Still in its early stages, the coalition helped persuade MPs Helen Southworth (Labour, Warrington South) and Paul Burstow (Liberal Democrat, Sutton and Cheam) to set up the All-Party Parliamentary Group on Runaways. The group now has the support of 30 MPs.

But the young coalition's main aim was to recruit smaller organisations.

"We went to the small ones first on purpose," says McCullough. Groups such as Alternatives to Running Away, based in Gloucester, Talk Don't Walk from Warrington and Yorkshire's Safe At Last were among the first to join.

The coalition was formally launched last month, with a membership of 27. The NSPCC, which now runs ChildLine, is among the larger charities that have now joined.

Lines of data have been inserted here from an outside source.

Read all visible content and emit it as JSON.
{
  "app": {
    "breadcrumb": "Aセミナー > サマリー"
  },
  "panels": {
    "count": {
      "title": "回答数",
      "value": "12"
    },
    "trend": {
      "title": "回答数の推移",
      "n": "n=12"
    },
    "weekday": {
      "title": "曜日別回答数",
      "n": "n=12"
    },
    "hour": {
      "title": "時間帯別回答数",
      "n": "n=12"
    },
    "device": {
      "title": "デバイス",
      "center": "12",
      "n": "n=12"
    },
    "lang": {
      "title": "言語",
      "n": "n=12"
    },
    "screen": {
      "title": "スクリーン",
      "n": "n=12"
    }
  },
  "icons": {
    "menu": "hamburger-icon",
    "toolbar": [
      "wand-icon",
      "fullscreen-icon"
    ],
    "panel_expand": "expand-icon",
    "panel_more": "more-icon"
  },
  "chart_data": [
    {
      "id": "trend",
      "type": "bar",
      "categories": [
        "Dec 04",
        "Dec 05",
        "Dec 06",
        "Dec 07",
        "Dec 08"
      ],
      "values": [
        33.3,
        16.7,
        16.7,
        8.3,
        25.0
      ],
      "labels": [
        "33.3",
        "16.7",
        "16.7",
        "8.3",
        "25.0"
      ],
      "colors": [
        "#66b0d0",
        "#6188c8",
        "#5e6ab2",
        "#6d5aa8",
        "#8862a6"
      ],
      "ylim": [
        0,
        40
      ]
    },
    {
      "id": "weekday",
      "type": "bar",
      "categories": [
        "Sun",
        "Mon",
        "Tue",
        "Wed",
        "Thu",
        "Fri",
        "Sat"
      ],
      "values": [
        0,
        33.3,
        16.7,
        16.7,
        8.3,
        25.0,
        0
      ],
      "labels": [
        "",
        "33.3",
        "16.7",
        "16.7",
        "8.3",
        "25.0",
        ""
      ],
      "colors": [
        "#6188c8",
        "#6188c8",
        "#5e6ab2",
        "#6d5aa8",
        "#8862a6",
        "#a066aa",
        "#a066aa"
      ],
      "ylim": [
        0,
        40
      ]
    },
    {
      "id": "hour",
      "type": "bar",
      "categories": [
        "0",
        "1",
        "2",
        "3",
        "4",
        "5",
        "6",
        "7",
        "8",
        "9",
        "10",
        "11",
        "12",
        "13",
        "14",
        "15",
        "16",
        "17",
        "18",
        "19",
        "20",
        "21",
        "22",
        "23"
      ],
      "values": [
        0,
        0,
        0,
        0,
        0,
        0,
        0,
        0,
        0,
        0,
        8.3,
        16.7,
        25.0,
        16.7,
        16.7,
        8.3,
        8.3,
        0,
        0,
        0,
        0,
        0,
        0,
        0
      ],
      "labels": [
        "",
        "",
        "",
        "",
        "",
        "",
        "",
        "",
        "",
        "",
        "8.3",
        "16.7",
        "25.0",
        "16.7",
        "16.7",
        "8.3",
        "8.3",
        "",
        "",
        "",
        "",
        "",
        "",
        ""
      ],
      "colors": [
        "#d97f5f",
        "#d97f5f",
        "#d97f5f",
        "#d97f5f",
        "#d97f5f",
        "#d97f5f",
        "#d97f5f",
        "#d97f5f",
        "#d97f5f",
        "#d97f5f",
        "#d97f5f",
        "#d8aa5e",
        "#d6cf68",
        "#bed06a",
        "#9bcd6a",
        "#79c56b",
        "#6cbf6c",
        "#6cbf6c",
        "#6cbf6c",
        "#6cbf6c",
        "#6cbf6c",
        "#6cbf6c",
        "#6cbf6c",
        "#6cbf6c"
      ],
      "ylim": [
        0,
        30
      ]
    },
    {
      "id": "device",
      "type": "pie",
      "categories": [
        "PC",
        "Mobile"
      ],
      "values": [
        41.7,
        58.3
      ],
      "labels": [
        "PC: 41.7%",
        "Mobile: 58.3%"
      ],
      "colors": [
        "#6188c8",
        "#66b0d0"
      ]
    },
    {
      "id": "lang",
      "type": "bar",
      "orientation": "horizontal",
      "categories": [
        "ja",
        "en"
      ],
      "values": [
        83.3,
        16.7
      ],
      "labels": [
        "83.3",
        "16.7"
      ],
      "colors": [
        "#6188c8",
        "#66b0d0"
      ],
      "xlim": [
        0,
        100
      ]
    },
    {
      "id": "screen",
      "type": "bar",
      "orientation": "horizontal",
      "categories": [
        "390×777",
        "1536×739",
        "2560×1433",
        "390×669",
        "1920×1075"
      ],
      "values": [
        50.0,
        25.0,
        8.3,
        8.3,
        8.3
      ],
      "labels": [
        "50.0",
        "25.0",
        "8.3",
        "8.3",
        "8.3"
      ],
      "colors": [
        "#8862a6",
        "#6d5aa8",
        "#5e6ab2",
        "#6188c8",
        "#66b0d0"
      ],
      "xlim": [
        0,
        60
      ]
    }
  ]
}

A paid independent chair will be appointed to "counterbalance the view that the big charities always get their feet under the table", as McCullough puts it.

Depending on the desires of the membership, the coalition can share best practice, launch campaigns or attempt to influence government behind the scenes.

"I think that when large charities get involved, they tend to want to run with things because they have larger infrastructures," says McCullough.

"But so far I have been pleasantly surprised that they do understand it's a coalition and we have to find common ground."